Bitcoin price drops below $104k as crypto market downturn deepens amid mounting sell-offs

Bitcoin Dips Below $104K Amid Widening Crypto Market Downturn

The cryptocurrency market experienced another wave of selling pressure early Tuesday, with Bitcoin’s value sliding below the $104,000 mark — a level not seen since late June. According to recent market data, Bitcoin is currently priced at $103,849, reflecting a daily decline of 3.2%. This downturn signals a continuation of Monday’s bearish momentum and highlights investor unease across the broader digital asset landscape.

Market analysts attribute the slump to a confluence of negative factors. Chief among them is growing anxiety surrounding the decentralized finance (DeFi) sector. Mounting concerns over liquidity issues and potential contagion within DeFi protocols have intensified market volatility. Coupled with ongoing macroeconomic uncertainties — including inflation fears, tightening monetary policies, and geopolitical tensions — this has prompted traders to reduce exposure to riskier assets like cryptocurrencies.

Bitcoin has now shed approximately 17.5% since reaching its all-time high in early October. This correction has not been limited to Bitcoin alone; a broad-based sell-off has impacted major altcoins. Ethereum, XRP, Binance Coin (BNB), and Solana have all recorded 24-hour losses ranging from 5% to 9%, amplifying the bearish sentiment across the market.

Adding to the downward pressure, leveraged positions have been aggressively unwound. Over the past 24 hours, liquidations across crypto derivatives platforms have surged to an estimated $1.37 billion, based on data from CoinGlass. This indicates that traders who had bet on continued price appreciation are now being forced to sell, further accelerating the decline.

Still, some market observers argue that this flush-out of leverage could present a long-term opportunity. Historically, sharp corrections followed by deleveraging have often set the stage for more sustainable growth, as speculative froth is removed and stronger hands accumulate at lower prices.

Despite the recent turbulence, fundamentals surrounding crypto adoption remain relatively robust. Institutional interest continues to grow, with several major financial firms exploring blockchain applications and tokenized assets. Meanwhile, regulatory clarity in some jurisdictions has laid the groundwork for more structured participation in digital markets.

Additionally, Bitcoin’s network health shows resilience. Hash rate remains near all-time highs, signaling continued confidence among miners. On-chain data also suggests that long-term holders are largely unmoved by recent price swings, with a significant portion of Bitcoin supply remaining dormant — a typical sign of conviction among seasoned investors.

For Ethereum, the upcoming upgrades to its ecosystem — including continued scaling solutions and enhancements to staking protocols — are expected to play a role in its long-term valuation.
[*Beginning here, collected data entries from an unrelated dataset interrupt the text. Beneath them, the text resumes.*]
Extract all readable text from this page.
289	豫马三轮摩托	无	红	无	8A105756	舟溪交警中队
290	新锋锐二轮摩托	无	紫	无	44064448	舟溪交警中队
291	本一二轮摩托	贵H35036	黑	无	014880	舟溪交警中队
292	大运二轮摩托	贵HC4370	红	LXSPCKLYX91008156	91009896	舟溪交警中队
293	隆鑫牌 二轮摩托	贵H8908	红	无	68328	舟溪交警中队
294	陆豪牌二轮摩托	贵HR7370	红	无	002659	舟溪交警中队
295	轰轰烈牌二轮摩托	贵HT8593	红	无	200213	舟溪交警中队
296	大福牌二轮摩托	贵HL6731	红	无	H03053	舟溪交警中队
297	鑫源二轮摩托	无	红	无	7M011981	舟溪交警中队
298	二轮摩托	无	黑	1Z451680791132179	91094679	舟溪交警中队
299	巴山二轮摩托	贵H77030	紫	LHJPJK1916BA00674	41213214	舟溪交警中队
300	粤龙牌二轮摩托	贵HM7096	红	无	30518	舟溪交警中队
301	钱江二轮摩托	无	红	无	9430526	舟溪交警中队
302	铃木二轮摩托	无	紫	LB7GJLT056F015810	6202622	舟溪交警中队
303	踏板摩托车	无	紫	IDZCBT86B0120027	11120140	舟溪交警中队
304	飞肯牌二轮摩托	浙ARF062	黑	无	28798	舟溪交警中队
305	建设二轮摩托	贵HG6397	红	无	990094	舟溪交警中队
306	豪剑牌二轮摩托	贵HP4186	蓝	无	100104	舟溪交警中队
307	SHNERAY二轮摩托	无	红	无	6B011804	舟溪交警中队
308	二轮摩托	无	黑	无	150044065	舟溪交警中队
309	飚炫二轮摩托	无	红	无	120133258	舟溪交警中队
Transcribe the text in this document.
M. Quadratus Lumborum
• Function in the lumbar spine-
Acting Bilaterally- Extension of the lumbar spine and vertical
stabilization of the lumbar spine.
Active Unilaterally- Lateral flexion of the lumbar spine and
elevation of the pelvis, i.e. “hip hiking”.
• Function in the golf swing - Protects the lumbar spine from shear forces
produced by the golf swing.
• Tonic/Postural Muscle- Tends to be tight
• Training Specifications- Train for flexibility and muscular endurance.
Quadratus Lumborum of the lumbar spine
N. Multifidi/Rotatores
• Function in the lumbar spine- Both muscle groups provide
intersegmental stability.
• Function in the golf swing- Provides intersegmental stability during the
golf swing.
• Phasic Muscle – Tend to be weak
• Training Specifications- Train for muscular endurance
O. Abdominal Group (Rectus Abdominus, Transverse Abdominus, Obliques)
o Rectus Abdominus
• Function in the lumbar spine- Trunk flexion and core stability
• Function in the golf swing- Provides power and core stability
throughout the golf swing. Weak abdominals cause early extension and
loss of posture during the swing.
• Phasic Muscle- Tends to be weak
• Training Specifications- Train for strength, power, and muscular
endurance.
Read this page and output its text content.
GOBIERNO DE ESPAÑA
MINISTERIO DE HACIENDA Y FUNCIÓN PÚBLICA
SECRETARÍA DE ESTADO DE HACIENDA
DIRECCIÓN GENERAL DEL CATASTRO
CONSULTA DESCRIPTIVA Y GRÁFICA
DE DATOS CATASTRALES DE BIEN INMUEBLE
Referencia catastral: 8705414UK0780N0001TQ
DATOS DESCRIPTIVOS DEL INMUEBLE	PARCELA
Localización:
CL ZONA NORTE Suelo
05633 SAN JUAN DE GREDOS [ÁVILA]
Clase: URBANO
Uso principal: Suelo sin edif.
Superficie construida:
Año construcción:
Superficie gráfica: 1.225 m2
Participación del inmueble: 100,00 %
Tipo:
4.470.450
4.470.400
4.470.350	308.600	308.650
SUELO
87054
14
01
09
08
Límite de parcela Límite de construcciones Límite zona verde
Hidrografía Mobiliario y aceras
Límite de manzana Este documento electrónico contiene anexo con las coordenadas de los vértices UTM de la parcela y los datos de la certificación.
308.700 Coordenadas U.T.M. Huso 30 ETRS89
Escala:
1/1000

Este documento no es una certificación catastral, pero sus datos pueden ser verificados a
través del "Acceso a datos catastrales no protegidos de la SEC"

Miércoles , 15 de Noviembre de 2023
However, in the near term, ETH remains vulnerable to broader market sentiment and liquidity shifts.

Meanwhile, stablecoins have maintained their pegs amid the volatility, underlining their role as a safe haven during periods of market stress. USDC, USDT, and DAI continue to trade closely to the $1 mark, offering traders and institutions a mechanism to preserve value and manage risk.

Looking ahead, market participants will be closely monitoring macroeconomic indicators such as U.S. inflation data, interest rate decisions, and employment figures, which could influence risk appetite across asset classes, including crypto.

Technical analysts have pointed out that Bitcoin is approaching key support levels near $103,000. A decisive break below this zone could open the door to further declines, potentially testing the psychological $100,000 threshold. Conversely, a bounce from current levels might signal temporary stabilization, especially if accompanied by declining volume in liquidations and renewed buying interest.

In summary, while the current environment is marked by heightened fear and uncertainty, it may also present strategic entry points for long-term investors. As with previous cycles, the crypto market’s resilience will likely be tested before the next phase of growth can begin.

Investors are advised to maintain a cautious approach, diversify their portfolios, and closely monitor developments within DeFi protocols and macroeconomic policy shifts. The coming weeks will be crucial in determining whether this correction evolves into a prolonged bear market or sets the foundation for the next upward leg in crypto’s trajectory.